I don’t think these questions need to be answered right now, Pan. Like that’s not to say they are not important questions, because they really are. The memories are important, the confusion is important. It’s all meaningful. But I think right now just keeping yourself as safe as possible is all you can do. These questions are why you are looking to Nexus for more help. Driving yourself up the wall trying to work this stuff out alone, is likely to be unhelpful.
Clearly therapy with C was triggering you to remember stuff long since buried, even if you still “knew” it, it’s like a sideways sort of knowing, that comes with so many complications and caveats that the things you Know become more cloudy and less true by knowing them. It seems almost as if now you are not in therapy, your mind is trying it’s best to protect you again, which seems sensible given what it is trying to protect you against. On that level this all makes sense. But figuring out more than that might be best left to a time you have a guide. Stay strong Mrs,
Lola x
Pretty much this. x
Memories suck, worse than phones. They suck the past into the present and spew it into the future when you’re not looking and suddenly you trip over them and smash your face on the pavement and you look down at them and you wonder how they got there coz you know you didn’t put them there and you’re too busy bleeding from the impact to care and they glare back at you and your mind tries to cover them up … but you can’t hide the blood or the tears…

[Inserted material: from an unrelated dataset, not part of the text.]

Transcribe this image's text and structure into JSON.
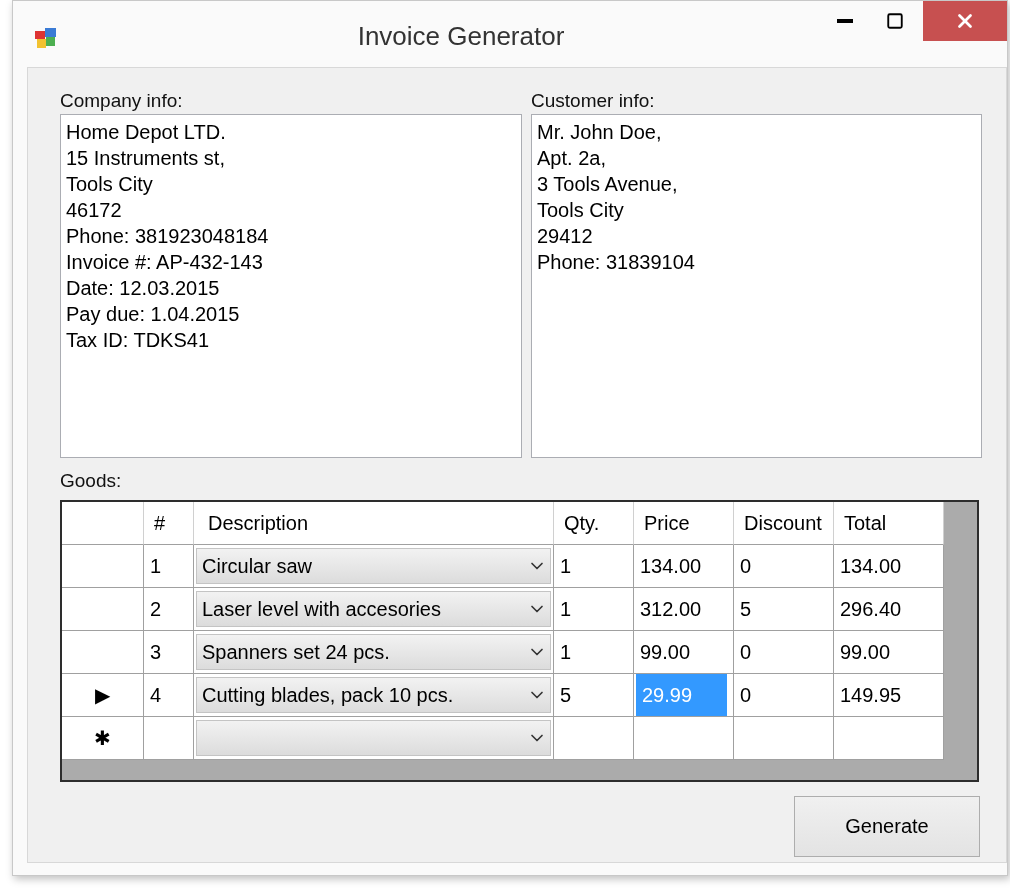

Fuck. I don’t usually swear, but this time I’m going to because you deserve better than this, lovely. *big hugs*
‘I know because I was there!’ – well no, not really.
It is well established in memory research that the act of remembering changes a memory – both in the sense that the more a particular interpretation of an event is ruminated upon the more secure that memory will feel; but equally the more we are willing to question, in light of subsequent life experience, the less confident we will be of a memory, of a memory, of an event now so far in the past.
(Worth mentioning that although disassociation is often noted by psychiatric types as a dysfunctional response to an event, others see it as a useful therapeutic tool; a positive way of distancing oneself from something without blocking it out. You can then watch from a distance a ‘movie’ in which you appear, but don’t actually feel so close to it, or re-live it.)